Bandcamp Picks of the Week 7/13/16
Here are two more stellar records you should check out, brought to you by Bandcamp Picks of the Week
Dragged Into Sunlight – WIDOWMAKER
Genre: Death Doom Metal
Favorite Tracks: “Parts I, II, and III”
Heavy metal is rife with with long-haired sycophants who will argue endlessly about the subgenres and sub-subgenres of metal and that this band or that falls under. Personally, I get most excited when I find bands that circumvent these discussions and defy easy categorization altogether. Dragged Into Sunlight is one of these bands, hailing from Glasgow and delivering a monolithic tower of extreme metal. Part I of this EP feels very much like something from the most ominous moments in Godspeed You! Black Emperor’s catalog, complete with small dashes of mournful violins and pianos. It proves to all be preamble for “Part II”, which manages to rip through elements of black metal, death metal, and stoner doom seamlessly in a crushing, relentless jam session. Somehow, the group spirals into an even more brutal and destructive climax on “Part III”, incorporating elements of power violence to really drive the record home. Despite having album art that looks like it was done by your weird friend in 9th grade history, this is one of the most mature and varied metal releases I’ve come across in quite awhile. You can soak it in here.
Genre: Jazz Rock, Jazz Fusion
Favorite Tracks: “Razja,” “Metanol,” “Krew,” “Trezba to zrobic”

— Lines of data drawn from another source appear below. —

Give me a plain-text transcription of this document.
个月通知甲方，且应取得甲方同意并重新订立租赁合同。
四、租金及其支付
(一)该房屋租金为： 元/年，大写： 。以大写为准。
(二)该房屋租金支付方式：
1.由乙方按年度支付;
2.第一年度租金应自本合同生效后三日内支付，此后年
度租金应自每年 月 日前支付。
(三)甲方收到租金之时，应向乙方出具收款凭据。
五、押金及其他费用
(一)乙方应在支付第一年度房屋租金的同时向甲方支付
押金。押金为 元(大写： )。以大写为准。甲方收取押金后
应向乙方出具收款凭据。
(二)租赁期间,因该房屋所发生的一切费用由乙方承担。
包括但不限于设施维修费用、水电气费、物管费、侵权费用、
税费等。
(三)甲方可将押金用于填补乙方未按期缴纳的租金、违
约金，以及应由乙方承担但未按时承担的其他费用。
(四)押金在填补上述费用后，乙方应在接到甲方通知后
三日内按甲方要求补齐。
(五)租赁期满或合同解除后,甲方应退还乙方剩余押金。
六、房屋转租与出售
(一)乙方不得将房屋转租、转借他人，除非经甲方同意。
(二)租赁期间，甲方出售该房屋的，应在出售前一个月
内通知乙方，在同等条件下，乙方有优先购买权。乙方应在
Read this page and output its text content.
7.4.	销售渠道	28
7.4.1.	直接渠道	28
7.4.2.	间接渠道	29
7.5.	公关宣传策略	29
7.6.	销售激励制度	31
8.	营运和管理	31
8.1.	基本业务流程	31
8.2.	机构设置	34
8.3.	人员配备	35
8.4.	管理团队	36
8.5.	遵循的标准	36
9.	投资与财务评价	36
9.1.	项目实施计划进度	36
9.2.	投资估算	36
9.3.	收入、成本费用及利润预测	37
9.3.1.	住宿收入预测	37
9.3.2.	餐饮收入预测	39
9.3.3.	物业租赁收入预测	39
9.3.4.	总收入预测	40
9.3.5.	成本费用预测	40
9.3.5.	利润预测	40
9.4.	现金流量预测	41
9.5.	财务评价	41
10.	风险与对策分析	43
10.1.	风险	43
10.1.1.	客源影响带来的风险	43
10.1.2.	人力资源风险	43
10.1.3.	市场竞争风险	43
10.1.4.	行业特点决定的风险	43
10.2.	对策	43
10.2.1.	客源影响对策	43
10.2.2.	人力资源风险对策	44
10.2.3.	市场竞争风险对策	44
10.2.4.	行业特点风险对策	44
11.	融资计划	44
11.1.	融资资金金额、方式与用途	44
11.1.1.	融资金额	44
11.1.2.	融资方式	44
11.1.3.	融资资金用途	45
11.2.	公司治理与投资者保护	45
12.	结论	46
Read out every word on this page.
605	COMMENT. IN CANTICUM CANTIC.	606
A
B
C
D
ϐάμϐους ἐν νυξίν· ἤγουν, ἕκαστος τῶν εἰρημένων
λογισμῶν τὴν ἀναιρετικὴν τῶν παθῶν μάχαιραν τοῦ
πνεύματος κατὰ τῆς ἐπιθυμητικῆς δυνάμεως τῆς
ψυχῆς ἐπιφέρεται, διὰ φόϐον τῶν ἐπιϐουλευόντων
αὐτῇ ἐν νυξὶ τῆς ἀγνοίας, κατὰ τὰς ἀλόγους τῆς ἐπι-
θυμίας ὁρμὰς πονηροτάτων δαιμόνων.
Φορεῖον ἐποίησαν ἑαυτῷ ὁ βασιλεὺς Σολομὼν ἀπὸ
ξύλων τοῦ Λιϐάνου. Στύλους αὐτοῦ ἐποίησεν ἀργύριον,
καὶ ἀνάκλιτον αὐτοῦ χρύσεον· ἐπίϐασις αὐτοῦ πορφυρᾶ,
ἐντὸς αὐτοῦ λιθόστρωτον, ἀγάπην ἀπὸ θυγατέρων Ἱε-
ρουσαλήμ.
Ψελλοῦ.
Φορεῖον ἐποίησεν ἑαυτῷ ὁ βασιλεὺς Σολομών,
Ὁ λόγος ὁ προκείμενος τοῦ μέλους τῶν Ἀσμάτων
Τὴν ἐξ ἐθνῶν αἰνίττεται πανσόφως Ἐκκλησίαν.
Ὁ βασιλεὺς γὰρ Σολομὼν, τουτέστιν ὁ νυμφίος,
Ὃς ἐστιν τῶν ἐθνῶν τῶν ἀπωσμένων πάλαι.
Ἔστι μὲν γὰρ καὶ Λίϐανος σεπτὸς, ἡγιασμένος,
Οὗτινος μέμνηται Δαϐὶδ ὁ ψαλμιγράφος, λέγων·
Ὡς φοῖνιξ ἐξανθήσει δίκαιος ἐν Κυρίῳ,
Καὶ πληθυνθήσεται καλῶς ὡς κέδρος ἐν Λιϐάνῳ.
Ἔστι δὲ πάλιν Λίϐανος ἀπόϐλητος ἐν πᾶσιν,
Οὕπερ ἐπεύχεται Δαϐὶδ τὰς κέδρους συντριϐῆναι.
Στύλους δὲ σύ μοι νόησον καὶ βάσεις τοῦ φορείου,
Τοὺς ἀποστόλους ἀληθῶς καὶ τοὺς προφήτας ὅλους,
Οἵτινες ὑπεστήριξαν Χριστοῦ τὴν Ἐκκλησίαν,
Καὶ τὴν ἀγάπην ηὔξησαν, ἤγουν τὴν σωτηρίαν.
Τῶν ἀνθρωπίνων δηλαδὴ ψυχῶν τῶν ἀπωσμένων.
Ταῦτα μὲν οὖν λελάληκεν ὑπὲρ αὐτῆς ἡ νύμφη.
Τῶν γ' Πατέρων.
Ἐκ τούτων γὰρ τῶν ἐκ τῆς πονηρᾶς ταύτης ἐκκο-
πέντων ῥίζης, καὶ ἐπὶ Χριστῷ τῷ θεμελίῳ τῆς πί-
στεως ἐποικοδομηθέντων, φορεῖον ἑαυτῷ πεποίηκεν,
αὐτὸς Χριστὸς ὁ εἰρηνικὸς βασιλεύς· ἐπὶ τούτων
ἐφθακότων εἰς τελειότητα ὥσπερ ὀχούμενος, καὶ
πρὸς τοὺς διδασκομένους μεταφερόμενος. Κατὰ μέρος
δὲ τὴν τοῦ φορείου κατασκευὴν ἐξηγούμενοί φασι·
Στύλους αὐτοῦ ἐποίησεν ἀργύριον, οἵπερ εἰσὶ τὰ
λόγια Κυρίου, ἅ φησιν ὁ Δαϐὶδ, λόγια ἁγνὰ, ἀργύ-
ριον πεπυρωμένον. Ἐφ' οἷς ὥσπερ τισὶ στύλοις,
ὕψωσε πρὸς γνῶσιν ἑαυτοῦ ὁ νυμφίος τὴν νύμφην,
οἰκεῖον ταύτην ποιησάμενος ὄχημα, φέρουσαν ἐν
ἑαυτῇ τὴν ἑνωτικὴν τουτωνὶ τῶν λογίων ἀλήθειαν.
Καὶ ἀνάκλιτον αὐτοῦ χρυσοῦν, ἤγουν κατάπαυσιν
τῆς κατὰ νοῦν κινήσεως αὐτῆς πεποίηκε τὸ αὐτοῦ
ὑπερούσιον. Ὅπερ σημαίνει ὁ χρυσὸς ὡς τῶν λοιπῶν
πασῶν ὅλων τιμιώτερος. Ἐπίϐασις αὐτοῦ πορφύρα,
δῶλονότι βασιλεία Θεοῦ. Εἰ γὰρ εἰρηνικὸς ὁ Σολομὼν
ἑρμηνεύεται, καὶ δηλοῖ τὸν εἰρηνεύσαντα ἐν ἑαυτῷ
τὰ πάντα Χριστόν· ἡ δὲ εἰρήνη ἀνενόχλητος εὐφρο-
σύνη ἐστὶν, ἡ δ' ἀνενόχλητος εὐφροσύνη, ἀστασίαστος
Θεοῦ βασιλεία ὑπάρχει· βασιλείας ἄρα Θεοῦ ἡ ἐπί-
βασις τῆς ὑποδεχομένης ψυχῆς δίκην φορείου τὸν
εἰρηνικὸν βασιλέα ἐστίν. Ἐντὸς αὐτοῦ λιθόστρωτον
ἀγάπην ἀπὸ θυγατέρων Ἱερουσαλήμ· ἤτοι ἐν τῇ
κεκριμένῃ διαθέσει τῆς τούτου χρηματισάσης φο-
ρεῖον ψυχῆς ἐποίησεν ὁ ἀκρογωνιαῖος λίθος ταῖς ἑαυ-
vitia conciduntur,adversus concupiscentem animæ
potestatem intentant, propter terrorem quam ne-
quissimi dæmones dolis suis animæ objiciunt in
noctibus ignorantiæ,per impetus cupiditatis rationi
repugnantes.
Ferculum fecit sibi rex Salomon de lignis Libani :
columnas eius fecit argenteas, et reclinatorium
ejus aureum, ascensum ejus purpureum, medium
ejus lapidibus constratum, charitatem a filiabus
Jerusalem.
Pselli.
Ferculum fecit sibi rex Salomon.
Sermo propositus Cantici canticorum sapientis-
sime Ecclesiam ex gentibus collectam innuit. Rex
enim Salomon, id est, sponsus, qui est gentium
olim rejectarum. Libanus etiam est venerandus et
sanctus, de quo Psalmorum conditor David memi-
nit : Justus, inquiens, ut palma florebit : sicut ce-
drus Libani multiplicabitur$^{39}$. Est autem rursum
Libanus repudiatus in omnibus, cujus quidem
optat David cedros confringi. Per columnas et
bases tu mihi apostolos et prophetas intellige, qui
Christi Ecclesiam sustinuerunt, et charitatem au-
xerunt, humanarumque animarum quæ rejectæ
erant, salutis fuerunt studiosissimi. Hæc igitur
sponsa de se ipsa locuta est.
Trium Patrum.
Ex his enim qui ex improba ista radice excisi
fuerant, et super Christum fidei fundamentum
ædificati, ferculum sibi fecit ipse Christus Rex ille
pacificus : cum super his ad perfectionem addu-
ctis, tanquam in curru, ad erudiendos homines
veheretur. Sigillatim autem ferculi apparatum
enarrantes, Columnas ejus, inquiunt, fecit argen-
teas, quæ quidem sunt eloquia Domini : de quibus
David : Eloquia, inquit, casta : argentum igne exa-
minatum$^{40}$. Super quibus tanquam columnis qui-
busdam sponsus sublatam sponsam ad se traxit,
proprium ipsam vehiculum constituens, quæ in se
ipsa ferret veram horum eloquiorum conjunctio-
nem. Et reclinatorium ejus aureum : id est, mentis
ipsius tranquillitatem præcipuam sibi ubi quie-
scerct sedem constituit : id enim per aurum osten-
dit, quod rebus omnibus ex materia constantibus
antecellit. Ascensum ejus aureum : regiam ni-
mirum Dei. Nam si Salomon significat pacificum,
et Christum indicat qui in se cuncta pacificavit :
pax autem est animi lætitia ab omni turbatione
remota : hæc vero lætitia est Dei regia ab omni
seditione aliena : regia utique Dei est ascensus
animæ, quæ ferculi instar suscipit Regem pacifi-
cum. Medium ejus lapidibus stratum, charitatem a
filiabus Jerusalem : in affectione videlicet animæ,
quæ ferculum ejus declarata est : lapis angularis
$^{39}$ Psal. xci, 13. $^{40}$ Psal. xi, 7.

“Polish instrumental jazz fusion” is a term which, understandably may send many listeners scurrying for the hills. Additionally, a black and white album cover with a creepy Aryan boy gazing directly at the viewer sets very specific expectations about what’s in store. In a pleasant turn of events, however, Niechęć gleefully subvert these expectations on their self-titled release and create a genuinely bizarre record. What Niechęć really excels at is playing with dramatic tension, steadily building up to incredibly intense solos and then sinking back into more mellow grooves. The bleeding, chaotic saxophone solo on “Metanol” is enough to leave anyone breathless, especially when coupled with the driving, unwavering piano work keeping things steady. Perhaps what keeps it all dynamic is that one instrument never dominates over the rest, all the core musicians in the group are given time to shine as soloists, and the solos never feel tacked on to isolated compositions but rather integral to them. This is a record that probably won’t make many end of the year lists, but is a 2016 oddity worth taking a listen to here.